Il suit de la combinaison de ces éléments, que Mme Y... établit des faits permettant de présumer l'existence d'un harcèlement, au sens de l'article L. 122-52 du code du travail, les courriers de tiers et le compte rendu de visite venant corroborer les courriers de Mme Y....

De son côté, la société Artus Interim ne produit aucun élément, ni aucune pièce, se bornant à dénier le caractère probant des pièces produites par Mme Y..., alors même que le compte rendu de la visite que la direction de la société a effectué sur place établit qu'elle avait conscience et connaissance de la réalité des agissements imputés par Mme Y... à sa responsable d'agence.
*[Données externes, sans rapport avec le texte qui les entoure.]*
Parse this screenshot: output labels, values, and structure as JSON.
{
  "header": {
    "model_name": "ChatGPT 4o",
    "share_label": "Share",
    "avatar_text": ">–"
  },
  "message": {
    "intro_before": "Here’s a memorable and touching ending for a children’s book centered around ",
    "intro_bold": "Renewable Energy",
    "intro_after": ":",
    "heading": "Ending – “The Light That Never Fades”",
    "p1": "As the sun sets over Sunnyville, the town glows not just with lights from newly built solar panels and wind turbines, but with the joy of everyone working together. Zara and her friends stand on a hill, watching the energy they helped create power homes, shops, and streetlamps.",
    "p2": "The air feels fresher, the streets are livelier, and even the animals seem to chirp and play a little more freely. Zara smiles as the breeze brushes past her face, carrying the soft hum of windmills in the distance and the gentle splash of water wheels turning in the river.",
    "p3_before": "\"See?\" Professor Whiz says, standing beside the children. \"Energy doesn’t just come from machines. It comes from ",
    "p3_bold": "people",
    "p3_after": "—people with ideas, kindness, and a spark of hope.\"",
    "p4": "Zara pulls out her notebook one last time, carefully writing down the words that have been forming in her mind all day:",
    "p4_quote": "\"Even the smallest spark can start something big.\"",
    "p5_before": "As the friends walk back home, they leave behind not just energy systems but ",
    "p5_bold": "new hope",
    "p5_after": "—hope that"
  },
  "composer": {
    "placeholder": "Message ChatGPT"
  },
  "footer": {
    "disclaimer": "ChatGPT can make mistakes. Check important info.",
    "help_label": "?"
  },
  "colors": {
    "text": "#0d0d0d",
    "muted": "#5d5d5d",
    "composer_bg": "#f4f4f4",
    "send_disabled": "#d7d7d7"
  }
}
Il est ainsi justifié au dossier que Mme Y... a subi des agissements de harcèlement moral dont la société Artus qui en avait connaissance et à qui il incombait de prendre les dispositions nécessaires pour y remédier et les prévenir pour l'avenir porte la responsabilité.

Il convient donc d'infirmer le jugement attaqué et de condamner la société à payer à Mme Nessim la somme de 7 500 euros à titre de dommages et intérêts.

Sur le licenciement

La lettre de licenciement, qui fixe les termes et les limites du litige, énonce que le licenciement économique de Mme Y... a été prononcé en raison des difficultés économiques rencontrées par la société et ayant entraîné la fermeture de l'agence de Poitiers et partant la suppression de son poste de travail.

Il suit de ces motifs que la raison économique du licenciement invoquée par l'employeur n'est pas la cessation d'activité mais les difficultés économiques rencontrées par la société.

Cela étant, il est de règle que les difficultés économiques s'apprécient au niveau du groupe quand l'entreprise appartient à un groupe ou, à tout le moins, au niveau du secteur d'activité concerné si le groupe auquel appartient l'entreprise comporte plusieurs secteurs d'activité.

En l'espèce, il n'est pas discuté que la société Artus Interim Poitiers fait partie de la société Artus France dont l'activité est le travail intérimaire. Or, la société ne produit aux débats aucun élément ni document comptable concernant la société Artus France pour justifier de difficultés économiques rencontrées au niveau du groupe dont fait partie la société Artus Interim Poitiers en sorte que le motif économique allégué à l'appui du licenciement n'est pas caractérisé.

Surabondamment, en vertu de l'article L. 321-1 du code du travail, le licenciement pour motif économique d'un salarié ne peut intervenir que lorsque tous les efforts de formation et d'adaptation ont été réalisés et que le reclassement de l'intéressé dans le cadre de l'entreprise ou, le cas échéant, dans les entreprises du groupe auquel appartient l'entreprise, ne peut être réalisé.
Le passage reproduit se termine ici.